There’s a kid who lives in my cul-de-sac who has the loudest car on the planet. And he speeds out of the neighborhood making as much noise as he possibly can in that blasted car. This is usually at about 6 AM when he’s on his way to school. Oh, and sometimes at about 2 AM when he’s hanging out with his friends who have equally loud cars.
I have plotted this kid’s death. I’m not joking. I’ve dreamed about hurting him every time he wakes my kids up early with his loud car and every time I wake up in the middle of the night because he’s gone ripping up the street. I know, I’m super spiritual.
This kid and his car is an annoyance, and there are plenty more where that came from, right? I often have a really difficult time focusing on Jesus in the annoying things. The kid who must have his shoes tied tight enough to remold his foot, the washer breaking, the child who insists on getting up at the crack of dawn every day, the annoying neighbors, the person cutting us off in traffic, the lines at the grocery store, even the spouse who cannot stop doing that thing that drives us crazy. None of these are crisis-level things, but they sure do add up to some serious annoyance.
So, what does God do in the annoying things? I thought of this today when that rotten kid (God bless him) went speeding off again. God says He will meet ALL my needs in Christ (Phil 4:19). Full stop. That means my needs for patience and wisdom to not kill a teenager. That also means love for a perfectionist child, the crazy neighbors, the insane drivers, and the spouse.

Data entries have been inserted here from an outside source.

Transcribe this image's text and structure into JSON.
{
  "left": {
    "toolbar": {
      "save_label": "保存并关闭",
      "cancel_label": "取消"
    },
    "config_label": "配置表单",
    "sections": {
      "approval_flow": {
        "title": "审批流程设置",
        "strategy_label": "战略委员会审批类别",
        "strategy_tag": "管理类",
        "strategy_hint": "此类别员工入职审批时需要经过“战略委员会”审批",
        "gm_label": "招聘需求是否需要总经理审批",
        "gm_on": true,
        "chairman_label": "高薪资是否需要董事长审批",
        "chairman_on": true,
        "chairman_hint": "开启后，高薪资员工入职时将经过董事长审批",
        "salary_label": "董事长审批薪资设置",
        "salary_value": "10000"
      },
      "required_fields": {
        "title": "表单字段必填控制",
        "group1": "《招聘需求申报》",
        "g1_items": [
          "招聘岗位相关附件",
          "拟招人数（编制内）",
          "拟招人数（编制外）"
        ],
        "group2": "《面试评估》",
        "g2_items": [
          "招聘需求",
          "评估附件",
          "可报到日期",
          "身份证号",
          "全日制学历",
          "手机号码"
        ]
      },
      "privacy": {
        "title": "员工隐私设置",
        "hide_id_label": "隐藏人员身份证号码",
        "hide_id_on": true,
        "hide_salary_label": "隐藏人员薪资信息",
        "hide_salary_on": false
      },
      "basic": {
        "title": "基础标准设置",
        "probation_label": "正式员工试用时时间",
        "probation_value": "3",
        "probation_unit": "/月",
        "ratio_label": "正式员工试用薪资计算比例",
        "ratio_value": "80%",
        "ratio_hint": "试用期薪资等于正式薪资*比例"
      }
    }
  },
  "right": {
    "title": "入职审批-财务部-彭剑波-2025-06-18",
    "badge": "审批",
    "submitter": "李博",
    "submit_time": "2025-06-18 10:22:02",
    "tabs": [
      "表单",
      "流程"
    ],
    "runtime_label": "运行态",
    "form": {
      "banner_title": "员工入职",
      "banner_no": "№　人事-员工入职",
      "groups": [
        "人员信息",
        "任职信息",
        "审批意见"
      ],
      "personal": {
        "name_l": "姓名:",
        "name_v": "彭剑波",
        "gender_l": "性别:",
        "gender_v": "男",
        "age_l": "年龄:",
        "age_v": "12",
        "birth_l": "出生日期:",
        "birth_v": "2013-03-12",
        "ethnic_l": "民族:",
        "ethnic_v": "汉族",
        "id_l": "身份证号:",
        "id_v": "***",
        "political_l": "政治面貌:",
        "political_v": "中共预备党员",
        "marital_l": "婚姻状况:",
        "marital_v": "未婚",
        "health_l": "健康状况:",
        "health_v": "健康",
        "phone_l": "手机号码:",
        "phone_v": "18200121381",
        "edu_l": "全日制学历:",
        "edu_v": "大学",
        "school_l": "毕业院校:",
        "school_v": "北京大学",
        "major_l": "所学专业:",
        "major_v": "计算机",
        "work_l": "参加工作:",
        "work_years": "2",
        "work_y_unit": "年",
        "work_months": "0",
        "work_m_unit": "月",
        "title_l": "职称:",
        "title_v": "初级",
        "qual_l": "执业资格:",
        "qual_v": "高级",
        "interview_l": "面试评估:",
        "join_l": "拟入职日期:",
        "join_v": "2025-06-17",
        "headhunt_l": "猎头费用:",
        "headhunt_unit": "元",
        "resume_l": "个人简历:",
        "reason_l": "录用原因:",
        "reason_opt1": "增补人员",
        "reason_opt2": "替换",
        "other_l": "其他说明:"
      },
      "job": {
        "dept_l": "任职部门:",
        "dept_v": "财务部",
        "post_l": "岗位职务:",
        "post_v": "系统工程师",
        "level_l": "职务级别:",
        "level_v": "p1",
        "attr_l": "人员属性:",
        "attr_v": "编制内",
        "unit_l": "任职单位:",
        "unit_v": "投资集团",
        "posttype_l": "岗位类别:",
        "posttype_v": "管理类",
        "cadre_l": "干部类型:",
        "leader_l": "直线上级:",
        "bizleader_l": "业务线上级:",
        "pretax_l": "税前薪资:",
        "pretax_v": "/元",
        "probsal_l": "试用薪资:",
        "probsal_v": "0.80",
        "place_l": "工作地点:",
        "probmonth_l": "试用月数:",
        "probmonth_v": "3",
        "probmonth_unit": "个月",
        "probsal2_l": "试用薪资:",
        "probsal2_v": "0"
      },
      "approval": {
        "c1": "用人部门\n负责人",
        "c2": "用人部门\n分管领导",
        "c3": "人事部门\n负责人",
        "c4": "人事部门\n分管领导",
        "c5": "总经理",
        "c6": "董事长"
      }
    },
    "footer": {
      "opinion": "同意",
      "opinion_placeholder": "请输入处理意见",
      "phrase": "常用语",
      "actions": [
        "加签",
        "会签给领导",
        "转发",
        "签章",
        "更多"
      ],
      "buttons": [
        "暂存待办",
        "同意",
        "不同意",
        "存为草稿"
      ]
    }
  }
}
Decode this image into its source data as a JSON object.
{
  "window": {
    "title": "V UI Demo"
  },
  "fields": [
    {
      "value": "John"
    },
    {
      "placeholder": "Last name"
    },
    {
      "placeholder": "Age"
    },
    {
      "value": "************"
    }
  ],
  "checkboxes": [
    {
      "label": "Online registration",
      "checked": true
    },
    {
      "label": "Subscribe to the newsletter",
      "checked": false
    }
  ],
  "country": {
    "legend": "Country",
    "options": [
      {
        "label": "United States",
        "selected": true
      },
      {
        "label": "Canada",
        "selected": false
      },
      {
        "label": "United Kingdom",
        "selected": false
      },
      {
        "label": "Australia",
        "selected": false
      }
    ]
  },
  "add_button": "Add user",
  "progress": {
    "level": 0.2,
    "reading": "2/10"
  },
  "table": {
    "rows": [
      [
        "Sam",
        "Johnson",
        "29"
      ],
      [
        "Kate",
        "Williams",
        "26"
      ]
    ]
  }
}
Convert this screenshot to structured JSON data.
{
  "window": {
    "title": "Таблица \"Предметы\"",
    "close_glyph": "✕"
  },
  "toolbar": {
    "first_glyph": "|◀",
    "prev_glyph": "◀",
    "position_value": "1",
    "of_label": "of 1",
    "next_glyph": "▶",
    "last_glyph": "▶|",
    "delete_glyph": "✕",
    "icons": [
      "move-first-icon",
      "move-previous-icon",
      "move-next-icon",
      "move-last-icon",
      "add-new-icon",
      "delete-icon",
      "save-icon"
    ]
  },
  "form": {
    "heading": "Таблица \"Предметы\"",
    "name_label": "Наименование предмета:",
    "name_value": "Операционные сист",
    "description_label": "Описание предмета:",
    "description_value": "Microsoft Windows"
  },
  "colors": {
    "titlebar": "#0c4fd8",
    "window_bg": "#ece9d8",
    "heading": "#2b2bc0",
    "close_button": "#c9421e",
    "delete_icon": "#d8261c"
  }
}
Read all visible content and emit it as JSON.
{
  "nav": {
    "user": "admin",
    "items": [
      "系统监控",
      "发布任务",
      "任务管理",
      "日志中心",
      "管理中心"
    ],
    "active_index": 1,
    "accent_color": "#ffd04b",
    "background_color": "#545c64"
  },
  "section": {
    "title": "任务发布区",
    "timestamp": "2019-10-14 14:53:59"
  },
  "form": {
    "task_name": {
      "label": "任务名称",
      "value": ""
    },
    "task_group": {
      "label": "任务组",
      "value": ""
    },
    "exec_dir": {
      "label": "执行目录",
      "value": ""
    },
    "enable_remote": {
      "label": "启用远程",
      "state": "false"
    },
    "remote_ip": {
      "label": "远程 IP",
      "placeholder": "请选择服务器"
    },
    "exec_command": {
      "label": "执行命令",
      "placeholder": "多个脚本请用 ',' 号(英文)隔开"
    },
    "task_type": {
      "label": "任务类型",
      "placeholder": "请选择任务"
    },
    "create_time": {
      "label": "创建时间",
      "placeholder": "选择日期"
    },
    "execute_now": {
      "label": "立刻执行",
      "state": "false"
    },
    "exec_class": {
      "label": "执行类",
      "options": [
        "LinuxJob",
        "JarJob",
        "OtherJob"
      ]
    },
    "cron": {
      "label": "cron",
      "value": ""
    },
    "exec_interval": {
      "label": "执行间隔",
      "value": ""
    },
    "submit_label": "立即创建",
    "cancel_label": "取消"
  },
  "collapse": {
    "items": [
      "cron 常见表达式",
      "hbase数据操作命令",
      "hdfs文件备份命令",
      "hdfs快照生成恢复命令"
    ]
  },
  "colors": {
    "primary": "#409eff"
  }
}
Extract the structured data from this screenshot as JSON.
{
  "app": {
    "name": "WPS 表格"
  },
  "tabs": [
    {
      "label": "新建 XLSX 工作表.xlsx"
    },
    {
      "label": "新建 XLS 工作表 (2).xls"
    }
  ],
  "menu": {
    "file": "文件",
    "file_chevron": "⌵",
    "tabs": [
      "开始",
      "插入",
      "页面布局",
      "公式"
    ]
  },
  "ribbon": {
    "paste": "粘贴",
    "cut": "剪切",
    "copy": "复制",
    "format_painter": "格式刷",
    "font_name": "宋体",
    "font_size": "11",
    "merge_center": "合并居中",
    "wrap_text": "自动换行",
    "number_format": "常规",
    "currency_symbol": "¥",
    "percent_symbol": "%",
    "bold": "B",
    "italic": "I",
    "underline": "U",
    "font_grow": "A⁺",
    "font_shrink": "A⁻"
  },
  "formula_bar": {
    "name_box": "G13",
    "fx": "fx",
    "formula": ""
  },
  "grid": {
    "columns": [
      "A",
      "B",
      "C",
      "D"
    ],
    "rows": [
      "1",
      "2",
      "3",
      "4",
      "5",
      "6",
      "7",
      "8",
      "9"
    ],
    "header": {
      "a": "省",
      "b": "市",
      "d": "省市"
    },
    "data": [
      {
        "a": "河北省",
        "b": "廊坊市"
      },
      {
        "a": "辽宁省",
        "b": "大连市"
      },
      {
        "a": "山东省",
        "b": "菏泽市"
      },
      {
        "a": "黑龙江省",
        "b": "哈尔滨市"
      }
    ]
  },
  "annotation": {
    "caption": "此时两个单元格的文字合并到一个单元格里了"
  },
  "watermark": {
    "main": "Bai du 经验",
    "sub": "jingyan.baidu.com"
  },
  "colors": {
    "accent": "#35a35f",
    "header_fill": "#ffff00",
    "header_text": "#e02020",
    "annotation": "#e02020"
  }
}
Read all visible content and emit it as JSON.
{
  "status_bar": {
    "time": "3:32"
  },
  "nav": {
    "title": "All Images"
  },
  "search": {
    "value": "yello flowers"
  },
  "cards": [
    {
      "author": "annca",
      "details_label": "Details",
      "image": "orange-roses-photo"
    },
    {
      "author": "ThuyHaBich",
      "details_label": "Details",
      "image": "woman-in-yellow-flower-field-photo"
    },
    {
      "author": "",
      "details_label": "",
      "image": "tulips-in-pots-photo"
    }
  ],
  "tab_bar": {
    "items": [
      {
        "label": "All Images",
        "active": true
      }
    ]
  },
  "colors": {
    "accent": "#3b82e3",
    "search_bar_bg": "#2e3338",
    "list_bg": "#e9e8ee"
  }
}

The trick is the time to ask Him to be all of that before I do or say something stupid…which I do…a lot. So, I’ve started praying for a few seconds of realization and refocus. I need to realize that I’m headed the wrong way and refocus on Christ so that I remember I have all I need in Him, even for the current annoying situation. And in His Life, I don’t have to react out of my flesh. I get a choice. More often than not, I make the wrong choice. I’m praying that the more I get to know Jesus, the more I will want to choose Him and let Him deal with the annoyance of the moment rather than trying to do it on my own and making a royal mess out of it once again. And He is faithful to give me lots of annoying chances to see Him in the middle of it. Thank you, Jesus…I think.